Scottish First Division
- Season: 1980–81
- Champions: Hibs
- Promoted: Hibs Dundee
- Relegated: Stirling Albion Berwick Rangers
- Top goalscorer: Ally McCoist (22)

= 1980–81 Scottish First Division =

The 1980–81 Scottish First Division season was won by Hibs by six points over nearest rival Dundee.

==League table==

| Pos | Team | Pld | W | D | L | GF | GA | GD | Pts | Promotion or relegation |
| 1 | Hibernian (C, P) | 39 | 24 | 9 | 6 | 67 | 24 | +43 | 57 | Promotion to the Premier Division |
| 2 | Dundee (P) | 39 | 22 | 8 | 9 | 64 | 40 | +24 | 52 |
| 3 | St Johnstone | 39 | 21 | 10 | 8 | 64 | 44 | +20 | 52 |  |
| 4 | Raith Rovers | 39 | 20 | 10 | 9 | 49 | 32 | +17 | 50 |
| 5 | Motherwell | 39 | 19 | 11 | 9 | 65 | 51 | +14 | 49 |
| 6 | Ayr United | 39 | 17 | 11 | 11 | 59 | 42 | +17 | 45 |
| 7 | Hamilton Academical | 39 | 15 | 7 | 17 | 61 | 57 | +4 | 37 |
| 8 | Dumbarton | 39 | 13 | 11 | 15 | 49 | 50 | −1 | 37 |
| 9 | Falkirk | 39 | 13 | 8 | 18 | 39 | 52 | −13 | 34 |
| 10 | Clydebank | 39 | 10 | 13 | 16 | 48 | 59 | −11 | 33 |
| 11 | East Stirlingshire | 39 | 6 | 16 | 17 | 39 | 57 | −18 | 28 |
| 12 | Dunfermline Athletic | 39 | 10 | 7 | 22 | 41 | 58 | −17 | 27 |
| 13 | Stirling Albion (R) | 39 | 6 | 11 | 22 | 19 | 48 | −29 | 23 | Relegation to the Second Division |
| 14 | Berwick Rangers (R) | 39 | 5 | 11 | 23 | 30 | 82 | −52 | 21 |

==Promotion==

Hibs and Dundee finished first and second respectively and were promoted to the 1981–82 Scottish Premier Division.

==Relegation==

Stirling Albion and Berwick Rangers finished 13th and 14th respectively and were relegated to the 1981–82 Scottish Second Division.

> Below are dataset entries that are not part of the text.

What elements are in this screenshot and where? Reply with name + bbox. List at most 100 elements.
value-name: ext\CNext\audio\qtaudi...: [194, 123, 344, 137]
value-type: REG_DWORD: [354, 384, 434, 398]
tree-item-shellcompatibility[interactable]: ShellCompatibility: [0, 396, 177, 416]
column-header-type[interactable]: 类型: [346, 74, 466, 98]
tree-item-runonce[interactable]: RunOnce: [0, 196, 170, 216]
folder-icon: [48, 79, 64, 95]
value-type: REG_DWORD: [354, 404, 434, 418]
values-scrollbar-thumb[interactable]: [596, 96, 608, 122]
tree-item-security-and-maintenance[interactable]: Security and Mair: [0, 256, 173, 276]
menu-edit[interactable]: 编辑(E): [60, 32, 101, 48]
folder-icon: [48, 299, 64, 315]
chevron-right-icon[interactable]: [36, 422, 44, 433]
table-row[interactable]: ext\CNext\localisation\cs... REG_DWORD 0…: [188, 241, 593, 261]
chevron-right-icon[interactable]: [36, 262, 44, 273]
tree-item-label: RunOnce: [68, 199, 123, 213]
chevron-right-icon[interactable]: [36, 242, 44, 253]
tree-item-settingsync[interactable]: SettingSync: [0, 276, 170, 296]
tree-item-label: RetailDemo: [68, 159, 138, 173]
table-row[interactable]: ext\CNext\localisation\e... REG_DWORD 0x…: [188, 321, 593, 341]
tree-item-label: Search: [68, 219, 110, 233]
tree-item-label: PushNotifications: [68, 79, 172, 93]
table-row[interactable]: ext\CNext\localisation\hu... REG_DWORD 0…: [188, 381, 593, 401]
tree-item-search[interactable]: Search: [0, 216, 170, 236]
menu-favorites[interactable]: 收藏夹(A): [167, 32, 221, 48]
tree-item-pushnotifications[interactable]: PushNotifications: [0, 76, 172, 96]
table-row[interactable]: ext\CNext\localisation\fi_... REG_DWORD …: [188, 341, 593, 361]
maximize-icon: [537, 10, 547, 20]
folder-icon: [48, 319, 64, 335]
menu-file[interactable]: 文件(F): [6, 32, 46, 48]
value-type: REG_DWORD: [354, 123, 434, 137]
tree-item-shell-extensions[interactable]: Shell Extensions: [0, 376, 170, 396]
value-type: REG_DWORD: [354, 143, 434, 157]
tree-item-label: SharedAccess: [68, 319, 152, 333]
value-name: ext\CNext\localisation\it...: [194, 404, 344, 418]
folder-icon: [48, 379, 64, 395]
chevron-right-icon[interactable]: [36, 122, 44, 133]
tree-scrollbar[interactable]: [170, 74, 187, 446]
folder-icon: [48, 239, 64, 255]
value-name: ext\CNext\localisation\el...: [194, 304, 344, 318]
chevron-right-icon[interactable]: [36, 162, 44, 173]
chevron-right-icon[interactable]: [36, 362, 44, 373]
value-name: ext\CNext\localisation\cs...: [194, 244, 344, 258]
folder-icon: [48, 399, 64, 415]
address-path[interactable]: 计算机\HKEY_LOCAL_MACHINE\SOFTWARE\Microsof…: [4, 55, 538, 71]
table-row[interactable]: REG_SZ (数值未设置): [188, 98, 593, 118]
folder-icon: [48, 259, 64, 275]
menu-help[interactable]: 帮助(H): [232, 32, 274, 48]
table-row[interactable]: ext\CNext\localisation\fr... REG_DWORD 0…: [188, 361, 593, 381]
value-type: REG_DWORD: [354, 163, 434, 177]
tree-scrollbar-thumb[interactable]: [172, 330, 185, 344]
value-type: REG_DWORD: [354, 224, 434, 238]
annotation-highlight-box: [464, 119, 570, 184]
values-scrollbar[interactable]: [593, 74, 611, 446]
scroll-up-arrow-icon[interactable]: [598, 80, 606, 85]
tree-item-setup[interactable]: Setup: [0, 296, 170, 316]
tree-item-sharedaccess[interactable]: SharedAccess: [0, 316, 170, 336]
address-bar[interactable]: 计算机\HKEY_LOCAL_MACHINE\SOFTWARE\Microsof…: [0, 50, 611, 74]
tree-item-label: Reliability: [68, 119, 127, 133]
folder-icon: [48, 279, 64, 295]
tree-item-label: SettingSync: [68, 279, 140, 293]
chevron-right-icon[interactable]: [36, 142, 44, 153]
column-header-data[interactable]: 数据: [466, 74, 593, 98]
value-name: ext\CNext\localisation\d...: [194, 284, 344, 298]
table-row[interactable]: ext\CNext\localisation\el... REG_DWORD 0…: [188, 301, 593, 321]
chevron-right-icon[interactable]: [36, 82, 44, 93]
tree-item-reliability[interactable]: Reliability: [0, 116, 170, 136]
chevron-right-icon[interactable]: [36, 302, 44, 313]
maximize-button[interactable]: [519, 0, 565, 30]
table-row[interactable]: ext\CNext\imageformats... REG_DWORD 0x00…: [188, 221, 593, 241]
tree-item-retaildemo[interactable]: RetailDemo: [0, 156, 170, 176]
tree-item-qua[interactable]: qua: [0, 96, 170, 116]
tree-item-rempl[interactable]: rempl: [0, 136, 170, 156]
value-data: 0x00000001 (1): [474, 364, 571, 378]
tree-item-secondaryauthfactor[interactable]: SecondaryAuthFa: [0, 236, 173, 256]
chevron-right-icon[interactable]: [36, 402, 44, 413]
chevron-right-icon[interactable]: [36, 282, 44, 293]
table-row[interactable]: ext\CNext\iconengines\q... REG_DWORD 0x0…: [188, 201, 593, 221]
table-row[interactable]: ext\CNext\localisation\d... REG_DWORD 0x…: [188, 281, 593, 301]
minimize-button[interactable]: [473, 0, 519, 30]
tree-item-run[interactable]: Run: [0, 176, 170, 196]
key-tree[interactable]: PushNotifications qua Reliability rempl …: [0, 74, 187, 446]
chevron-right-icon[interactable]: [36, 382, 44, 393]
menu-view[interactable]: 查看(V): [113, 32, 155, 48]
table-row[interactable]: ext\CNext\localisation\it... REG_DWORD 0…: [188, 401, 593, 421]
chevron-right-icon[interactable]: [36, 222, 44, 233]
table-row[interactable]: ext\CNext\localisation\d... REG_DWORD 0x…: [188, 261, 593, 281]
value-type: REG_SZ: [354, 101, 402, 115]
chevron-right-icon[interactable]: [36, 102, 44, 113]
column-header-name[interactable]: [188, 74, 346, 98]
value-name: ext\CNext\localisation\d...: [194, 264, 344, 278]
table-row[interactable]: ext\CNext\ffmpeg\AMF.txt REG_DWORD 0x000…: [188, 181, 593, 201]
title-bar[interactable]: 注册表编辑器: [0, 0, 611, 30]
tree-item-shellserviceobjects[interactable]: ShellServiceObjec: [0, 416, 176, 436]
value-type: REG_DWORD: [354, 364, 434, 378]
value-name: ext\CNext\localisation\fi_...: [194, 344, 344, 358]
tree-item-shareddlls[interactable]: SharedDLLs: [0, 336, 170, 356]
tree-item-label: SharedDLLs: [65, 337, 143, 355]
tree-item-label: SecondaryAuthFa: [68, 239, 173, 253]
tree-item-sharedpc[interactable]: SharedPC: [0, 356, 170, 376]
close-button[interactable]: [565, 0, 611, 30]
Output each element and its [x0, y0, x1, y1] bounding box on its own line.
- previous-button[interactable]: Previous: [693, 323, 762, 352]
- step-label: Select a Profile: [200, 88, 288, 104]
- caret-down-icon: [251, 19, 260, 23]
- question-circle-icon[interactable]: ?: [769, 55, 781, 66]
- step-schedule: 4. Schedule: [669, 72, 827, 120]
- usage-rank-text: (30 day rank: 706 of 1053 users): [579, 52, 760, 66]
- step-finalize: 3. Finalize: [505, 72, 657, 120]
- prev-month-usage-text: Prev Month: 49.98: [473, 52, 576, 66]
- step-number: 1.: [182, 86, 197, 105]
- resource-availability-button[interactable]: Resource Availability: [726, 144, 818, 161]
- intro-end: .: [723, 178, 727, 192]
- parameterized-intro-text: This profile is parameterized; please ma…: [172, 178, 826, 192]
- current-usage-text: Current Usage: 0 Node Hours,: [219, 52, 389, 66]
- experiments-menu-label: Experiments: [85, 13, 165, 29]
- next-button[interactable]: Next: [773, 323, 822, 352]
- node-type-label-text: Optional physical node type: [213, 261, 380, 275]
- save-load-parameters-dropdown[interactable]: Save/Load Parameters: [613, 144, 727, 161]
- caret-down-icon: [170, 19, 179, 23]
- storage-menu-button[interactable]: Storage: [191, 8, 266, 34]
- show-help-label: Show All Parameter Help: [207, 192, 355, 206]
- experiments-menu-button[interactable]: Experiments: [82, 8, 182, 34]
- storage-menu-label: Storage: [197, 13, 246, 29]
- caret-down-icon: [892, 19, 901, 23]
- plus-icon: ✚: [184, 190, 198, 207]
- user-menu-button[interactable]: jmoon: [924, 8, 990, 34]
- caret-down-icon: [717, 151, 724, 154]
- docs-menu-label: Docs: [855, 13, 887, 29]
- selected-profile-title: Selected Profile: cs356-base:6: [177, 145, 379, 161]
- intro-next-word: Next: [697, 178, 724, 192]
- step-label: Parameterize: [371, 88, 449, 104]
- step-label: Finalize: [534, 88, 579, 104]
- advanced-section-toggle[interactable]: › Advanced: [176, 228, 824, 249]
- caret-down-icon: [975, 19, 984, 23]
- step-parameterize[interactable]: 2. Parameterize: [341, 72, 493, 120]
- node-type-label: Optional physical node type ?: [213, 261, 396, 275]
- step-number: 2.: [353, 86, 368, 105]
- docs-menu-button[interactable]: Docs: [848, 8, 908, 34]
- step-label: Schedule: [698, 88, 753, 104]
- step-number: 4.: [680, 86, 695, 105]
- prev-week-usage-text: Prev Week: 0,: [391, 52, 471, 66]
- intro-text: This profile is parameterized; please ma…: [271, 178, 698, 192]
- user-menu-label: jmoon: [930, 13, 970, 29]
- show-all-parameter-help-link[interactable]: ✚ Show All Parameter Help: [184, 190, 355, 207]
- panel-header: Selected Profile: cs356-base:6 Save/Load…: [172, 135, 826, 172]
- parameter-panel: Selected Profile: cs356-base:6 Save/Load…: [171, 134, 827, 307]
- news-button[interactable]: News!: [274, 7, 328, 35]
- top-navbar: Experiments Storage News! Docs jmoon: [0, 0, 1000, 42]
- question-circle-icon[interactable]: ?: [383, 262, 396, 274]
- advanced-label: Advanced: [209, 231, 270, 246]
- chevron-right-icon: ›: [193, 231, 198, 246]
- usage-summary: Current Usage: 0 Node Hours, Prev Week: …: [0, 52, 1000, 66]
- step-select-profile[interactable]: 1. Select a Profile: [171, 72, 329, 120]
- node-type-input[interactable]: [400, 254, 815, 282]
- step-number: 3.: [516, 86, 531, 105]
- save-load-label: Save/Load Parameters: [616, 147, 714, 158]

In a Scottish League record Stirling failed to score in their last 14 league matches - their last goal of the league season was on 31 January in a 1-0 win over Dunfermline. They then only scored in 2 of their first 7 league games the following season.